When I was little, and cash for Slurpees was running low, my sister and I would run to my father and beg for an allowance. An allowance is when my dad would reach deep into his pockets, fish out a tissue, a rainbow array of credit cards and some loose change. First he’d try to pawn his old Kleenex off on us. We’d squeal and insist he behave. So he’d put on a solemn face and ask how much we’d like him to charge on his black card. When that failed, he’d break into his generous smile and tell us that if we were good we could have a quarter each. Gasp.

But then there were those times, when he had time to kill, that he’d get a kick out of making us earn it. There was this game he loved to make us play, and it’s my belief that he enjoyed it far more than we. But then again we were in dire need of blue and red sugar in a cup so we were more than okay with amusing him for pay.

So he’d sit there, in his favorite armchair, take off his glasses and close his eyes. We’d bring him one of his many books and he’d have to guess which one it was. He’d feel them, flip through the pages and…um, sniff them. If he got the title wrong, we’d get a dime but if he got it right, we were down 10 cents. You’d think after our exhausting efforts, we’d at least leave with a Slurpee at the end. Truth is, on a good day we left with about a dollar fifty in debts.

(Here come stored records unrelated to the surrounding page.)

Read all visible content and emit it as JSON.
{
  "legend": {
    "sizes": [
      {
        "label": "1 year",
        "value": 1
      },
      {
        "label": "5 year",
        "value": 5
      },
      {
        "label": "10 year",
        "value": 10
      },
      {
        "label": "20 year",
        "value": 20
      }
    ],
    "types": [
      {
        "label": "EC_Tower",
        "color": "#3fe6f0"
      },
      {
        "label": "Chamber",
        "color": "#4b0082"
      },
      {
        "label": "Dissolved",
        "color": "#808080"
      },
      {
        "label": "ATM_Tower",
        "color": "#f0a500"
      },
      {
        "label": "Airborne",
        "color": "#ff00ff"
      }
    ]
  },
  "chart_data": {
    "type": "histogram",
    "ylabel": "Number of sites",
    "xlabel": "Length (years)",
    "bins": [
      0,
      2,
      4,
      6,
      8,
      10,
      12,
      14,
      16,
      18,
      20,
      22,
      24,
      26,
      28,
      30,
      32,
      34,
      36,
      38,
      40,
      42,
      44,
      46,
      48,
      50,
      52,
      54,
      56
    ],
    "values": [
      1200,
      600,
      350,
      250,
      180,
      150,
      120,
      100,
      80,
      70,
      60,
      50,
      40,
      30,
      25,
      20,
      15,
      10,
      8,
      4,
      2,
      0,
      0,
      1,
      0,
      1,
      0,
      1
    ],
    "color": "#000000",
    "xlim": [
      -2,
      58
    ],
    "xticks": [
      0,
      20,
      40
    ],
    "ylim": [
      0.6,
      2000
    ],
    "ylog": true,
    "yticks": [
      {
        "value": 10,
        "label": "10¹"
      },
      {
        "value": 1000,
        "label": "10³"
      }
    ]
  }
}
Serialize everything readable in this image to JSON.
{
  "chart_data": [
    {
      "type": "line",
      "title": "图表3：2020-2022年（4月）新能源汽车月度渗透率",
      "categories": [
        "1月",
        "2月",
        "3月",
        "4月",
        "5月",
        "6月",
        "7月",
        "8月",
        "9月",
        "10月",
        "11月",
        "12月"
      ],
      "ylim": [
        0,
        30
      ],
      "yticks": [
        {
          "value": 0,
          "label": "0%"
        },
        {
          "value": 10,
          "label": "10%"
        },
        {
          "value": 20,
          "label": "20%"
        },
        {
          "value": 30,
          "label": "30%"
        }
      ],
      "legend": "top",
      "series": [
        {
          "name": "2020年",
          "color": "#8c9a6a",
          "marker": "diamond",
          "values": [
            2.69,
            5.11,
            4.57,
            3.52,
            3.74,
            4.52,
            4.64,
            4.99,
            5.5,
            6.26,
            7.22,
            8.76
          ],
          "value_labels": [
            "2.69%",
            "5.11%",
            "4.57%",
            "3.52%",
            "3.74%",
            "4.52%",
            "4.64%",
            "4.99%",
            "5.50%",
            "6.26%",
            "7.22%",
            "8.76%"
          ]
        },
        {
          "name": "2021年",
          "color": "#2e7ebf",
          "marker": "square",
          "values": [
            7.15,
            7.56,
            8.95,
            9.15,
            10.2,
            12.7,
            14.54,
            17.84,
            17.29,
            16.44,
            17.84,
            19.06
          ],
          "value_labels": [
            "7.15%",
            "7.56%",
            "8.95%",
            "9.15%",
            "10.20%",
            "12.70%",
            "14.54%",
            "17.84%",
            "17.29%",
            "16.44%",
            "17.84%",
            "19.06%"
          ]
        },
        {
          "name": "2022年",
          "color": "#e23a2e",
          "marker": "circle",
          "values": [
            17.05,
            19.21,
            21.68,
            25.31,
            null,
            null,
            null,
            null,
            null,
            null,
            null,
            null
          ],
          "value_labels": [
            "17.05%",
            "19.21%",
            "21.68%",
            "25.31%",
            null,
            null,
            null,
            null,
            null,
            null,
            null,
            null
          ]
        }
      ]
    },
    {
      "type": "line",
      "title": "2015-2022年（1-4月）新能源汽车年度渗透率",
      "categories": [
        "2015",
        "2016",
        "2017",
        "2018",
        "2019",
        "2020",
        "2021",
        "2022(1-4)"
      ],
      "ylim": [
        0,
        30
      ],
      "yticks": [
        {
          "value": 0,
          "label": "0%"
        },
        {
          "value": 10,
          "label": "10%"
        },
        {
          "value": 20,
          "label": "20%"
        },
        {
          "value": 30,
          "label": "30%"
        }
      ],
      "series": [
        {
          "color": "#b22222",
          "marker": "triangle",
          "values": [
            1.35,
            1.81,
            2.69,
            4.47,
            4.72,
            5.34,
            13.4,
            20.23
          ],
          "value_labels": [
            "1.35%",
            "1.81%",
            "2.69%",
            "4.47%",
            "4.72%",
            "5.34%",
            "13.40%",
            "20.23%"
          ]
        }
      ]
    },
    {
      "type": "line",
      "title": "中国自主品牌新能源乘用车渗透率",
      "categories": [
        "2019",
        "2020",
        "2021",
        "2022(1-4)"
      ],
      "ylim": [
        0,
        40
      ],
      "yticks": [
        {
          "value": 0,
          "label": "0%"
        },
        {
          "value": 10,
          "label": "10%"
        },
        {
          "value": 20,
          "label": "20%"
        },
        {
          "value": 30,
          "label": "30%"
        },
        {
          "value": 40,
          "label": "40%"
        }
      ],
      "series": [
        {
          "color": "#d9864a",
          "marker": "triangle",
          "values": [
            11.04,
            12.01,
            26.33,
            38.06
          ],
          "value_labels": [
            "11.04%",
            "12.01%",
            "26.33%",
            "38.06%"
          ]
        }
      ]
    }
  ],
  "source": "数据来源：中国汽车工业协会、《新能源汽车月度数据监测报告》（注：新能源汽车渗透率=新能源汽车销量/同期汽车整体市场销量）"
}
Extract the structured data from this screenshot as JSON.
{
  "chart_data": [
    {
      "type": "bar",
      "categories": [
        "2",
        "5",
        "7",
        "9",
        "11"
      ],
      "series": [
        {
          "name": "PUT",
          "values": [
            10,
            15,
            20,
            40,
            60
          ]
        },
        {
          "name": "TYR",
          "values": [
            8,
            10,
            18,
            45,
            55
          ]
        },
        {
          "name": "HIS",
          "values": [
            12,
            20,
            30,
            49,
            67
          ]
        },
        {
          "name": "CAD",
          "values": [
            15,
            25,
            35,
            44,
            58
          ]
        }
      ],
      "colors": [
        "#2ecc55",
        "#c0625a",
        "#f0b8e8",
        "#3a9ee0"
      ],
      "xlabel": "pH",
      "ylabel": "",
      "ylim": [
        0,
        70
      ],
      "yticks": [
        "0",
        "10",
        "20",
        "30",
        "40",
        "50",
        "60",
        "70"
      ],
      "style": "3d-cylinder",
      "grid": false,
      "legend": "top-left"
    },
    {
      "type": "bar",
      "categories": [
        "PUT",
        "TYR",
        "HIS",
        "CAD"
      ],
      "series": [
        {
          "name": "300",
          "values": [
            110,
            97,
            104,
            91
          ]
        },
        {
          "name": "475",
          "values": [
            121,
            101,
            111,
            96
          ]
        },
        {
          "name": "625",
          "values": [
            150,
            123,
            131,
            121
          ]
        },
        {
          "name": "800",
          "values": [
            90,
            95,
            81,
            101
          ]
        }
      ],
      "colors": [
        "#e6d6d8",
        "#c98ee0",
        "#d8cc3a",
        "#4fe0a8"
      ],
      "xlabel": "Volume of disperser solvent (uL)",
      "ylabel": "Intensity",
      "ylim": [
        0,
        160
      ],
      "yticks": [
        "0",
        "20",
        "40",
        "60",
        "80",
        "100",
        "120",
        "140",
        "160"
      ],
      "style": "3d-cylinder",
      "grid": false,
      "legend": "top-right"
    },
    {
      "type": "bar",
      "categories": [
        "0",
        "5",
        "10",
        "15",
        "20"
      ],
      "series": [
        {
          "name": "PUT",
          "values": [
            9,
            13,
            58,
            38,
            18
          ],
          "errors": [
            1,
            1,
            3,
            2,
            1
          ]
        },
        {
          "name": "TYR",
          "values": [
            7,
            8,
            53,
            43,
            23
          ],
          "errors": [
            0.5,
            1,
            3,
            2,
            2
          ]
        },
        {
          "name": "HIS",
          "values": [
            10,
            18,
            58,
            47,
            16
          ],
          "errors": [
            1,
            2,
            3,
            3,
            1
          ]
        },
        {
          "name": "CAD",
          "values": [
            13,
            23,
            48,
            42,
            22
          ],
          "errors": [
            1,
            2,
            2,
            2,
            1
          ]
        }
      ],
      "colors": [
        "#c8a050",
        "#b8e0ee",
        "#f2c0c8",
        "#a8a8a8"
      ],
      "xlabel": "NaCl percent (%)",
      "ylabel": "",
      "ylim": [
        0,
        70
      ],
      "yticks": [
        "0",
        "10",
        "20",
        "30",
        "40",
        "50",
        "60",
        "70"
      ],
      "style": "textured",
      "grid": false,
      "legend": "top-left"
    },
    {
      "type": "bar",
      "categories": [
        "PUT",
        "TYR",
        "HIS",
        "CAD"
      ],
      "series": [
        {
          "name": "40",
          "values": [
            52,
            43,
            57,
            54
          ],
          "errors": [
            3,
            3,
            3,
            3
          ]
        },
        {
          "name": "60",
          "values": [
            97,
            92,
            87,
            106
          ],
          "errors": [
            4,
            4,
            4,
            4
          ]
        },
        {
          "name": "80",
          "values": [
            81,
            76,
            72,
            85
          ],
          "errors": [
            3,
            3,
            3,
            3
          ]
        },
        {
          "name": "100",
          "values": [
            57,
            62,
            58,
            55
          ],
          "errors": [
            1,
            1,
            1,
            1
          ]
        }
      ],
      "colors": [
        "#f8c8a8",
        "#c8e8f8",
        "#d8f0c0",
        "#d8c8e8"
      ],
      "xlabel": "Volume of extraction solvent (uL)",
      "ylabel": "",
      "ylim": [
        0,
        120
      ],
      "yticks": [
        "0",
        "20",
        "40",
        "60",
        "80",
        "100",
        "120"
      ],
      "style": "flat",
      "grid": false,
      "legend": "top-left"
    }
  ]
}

And all along I thought my father was, I’ll admit, kinda freaky. I mean, he had hundreds of these books. They all looked like they were made from the same paper, about the same size and I was roughly certain they all smelled the same. So, for lack of a better explanation, I had come to the conclusion that my father was…an alien.

Of three things I was absolutely certain.

First, my father was not human.

Second, there was a part of him- and I didn’t know how dominant that part might be- that would resort to cheating to keep our sugar addiction at bay.

And third, I needed expose his tricks so I could make my dollar and fifty cents back and be on my way to 7/11.

I never did make my money back that day, nor did I expose his odd gift, but ten years later, I’ve discovered something kind of important. And it’s called, my dad is human after all. Yay.

Of course, that fact is no where near as fun as it would be to have a father from a distant planet but, it’s also pretty reassuring at the same time. Not only is my dad an earthly creature, but it appears we have more in common than I thought. Okay, so I can’t sniff the title out of a book, true. Because I don’t read those books. I don’t learn them and I’m pretty sure I can’t read Hebrew. But tell me to close my eyes, put my ipod on shuffle and I’ll tell you the name of the song playing, the album its from and the remainder of the lyrics.

Sure it’s pretty useless and it probably means I need to get a life but, hey, here’s to potential. Here’s to knowing that if I ever really needed to close my eyes and tell you the name of a book, I probably could. Here’s to the idea that if any of us put forth half as much effort to the significant things in life as we do for cars and dresses we’d be halfway to sitting in a chair and keeping a few nine year olds from their Slurpee money.